A triple-arched gate is dedicated to Septimius Severus and Geta. There are also remains of several temples and of Christian churches.

==History==
Balbura was a member of a tetrapolis headed by Kibyra, formed in the 2nd c. BC and dissolved 82 BC, after which it was attached to the Lycian League.

Balbura was part of a district called Cabalia, named Cabalis by Strabo with two other cities, Bubon and Oenoanda.

The demonym Βαλβουρεύς occurs on two inscriptions at Katara.

Balbura minted coins during the Hellenistic Age and during the reign of Caligula.

== Bishopric ==

Balbura was a bishopric early, a suffragan of the metropolitan see of Myra, the capital of the Roman province of Lycia. The names of four of its bishops are recorded in extant documents. Hermaeus was at the First Council of Constantinople in 381. Philippus took part the Council of Chalcedon in 351. Nicolaus was a signatory of the protest letter that the bishops of the province of Lycia sent in 458 to Byzantine Emperor Leo I the Thracian over the killing of Proterius of Alexandria. Ioannes was a participant in the Photian Council of Constantinople (879).

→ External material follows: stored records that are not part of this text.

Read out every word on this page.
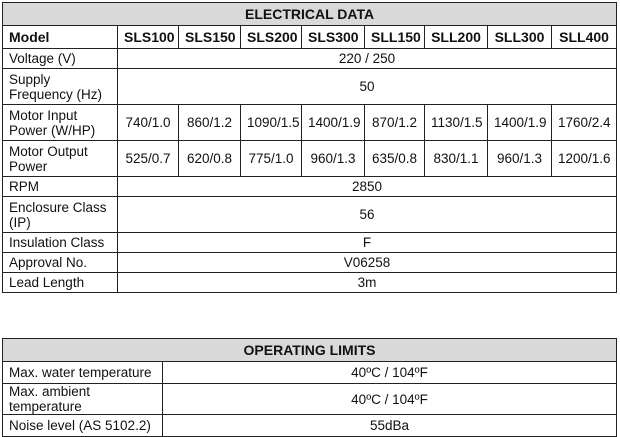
ELECTRICAL DATA								
Model	SLS100	SLS150	SLS200	SLS300	SLL150	SLL200	SLL300	SLL400
Voltage (V)	220 / 250							
Supply Frequency (Hz)	50							
Motor Input Power (W/HP)	740/1.0	860/1.2	1090/1.5	1400/1.9	870/1.2	1130/1.5	1400/1.9	1760/2.4
Motor Output Power	525/0.7	620/0.8	775/1.0	960/1.3	635/0.8	830/1.1	960/1.3	1200/1.6
RPM	2850							
Enclosure Class (IP)	56							
Insulation Class	F							
Approval No.	V06258							
Lead Length	3m							
OPERATING LIMITS	
Max. water temperature	40ºC / 104ºF
Max. ambient temperature	40ºC / 104ºF
Noise level (AS 5102.2)	55dBa
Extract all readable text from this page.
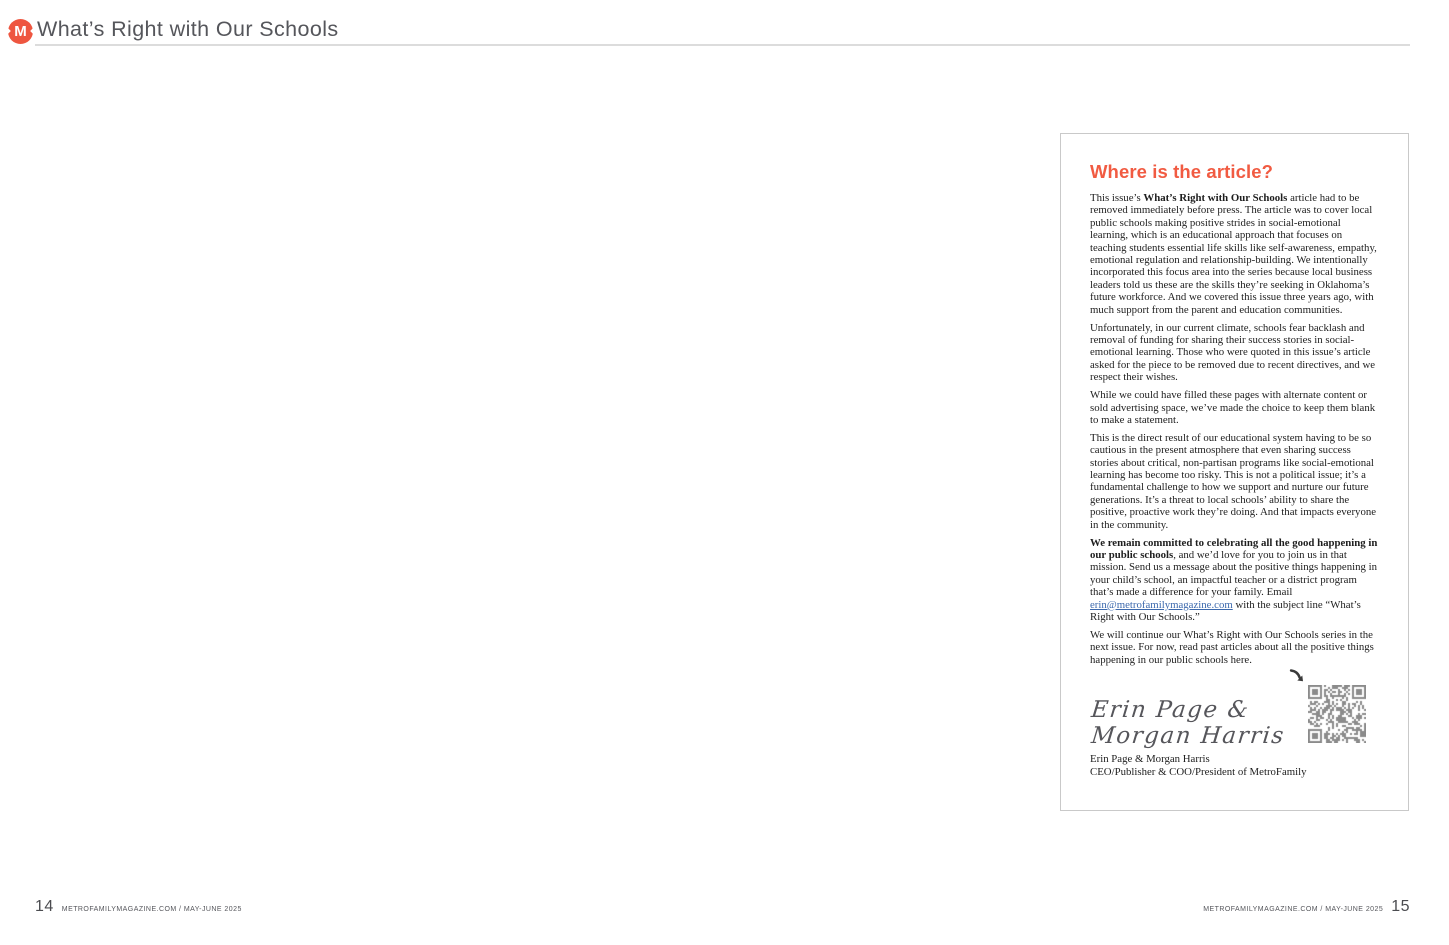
M What’s Right with Our Schools
Where is the article?

This issue’s What’s Right with Our Schools article had to be removed immediately before press. The article was to cover local public schools making positive strides in social-emotional learning, which is an educational approach that focuses on teaching students essential life skills like self-awareness, empathy, emotional regulation and relationship-building. We intentionally incorporated this focus area into the series because local business leaders told us these are the skills they’re seeking in Oklahoma’s future workforce. And we covered this issue three years ago, with much support from the parent and education communities.

Unfortunately, in our current climate, schools fear backlash and removal of funding for sharing their success stories in social-emotional learning. Those who were quoted in this issue’s article asked for the piece to be removed due to recent directives, and we respect their wishes.

While we could have filled these pages with alternate content or sold advertising space, we’ve made the choice to keep them blank to make a statement.

This is the direct result of our educational system having to be so cautious in the present atmosphere that even sharing success stories about critical, non-partisan programs like social-emotional learning has become too risky. This is not a political issue; it’s a fundamental challenge to how we support and nurture our future generations. It’s a threat to local schools’ ability to share the positive, proactive work they’re doing. And that impacts everyone in the community.

We remain committed to celebrating all the good happening in our public schools, and we’d love for you to join us in that mission. Send us a message about the positive things happening in your child’s school, an impactful teacher or a district program that’s made a difference for your family. Email erin@metrofamilymagazine.com with the subject line “What’s Right with Our Schools.”

We will continue our What’s Right with Our Schools series in the next issue. For now, read past articles about all the positive things happening in our public schools here.

Erin Page &
Morgan Harris
Erin Page & Morgan Harris
CEO/Publisher & COO/President of MetroFamily
14 METROFAMILYMAGAZINE.COM / MAY-JUNE 2025	METROFAMILYMAGAZINE.COM / MAY-JUNE 2025 15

No longer a residential bishopric, Balbura is today listed by the Catholic Church as a titular see.

==Balboura Survey==
Between 1985 and 1993 an extensive archaeological survey, led by Jim Coulton, applied a wide range of methods to studying the topography and remains of the town and its rural hinterland. The results were published by the British Institute at Ankara in two volumes as The Balboura Survey.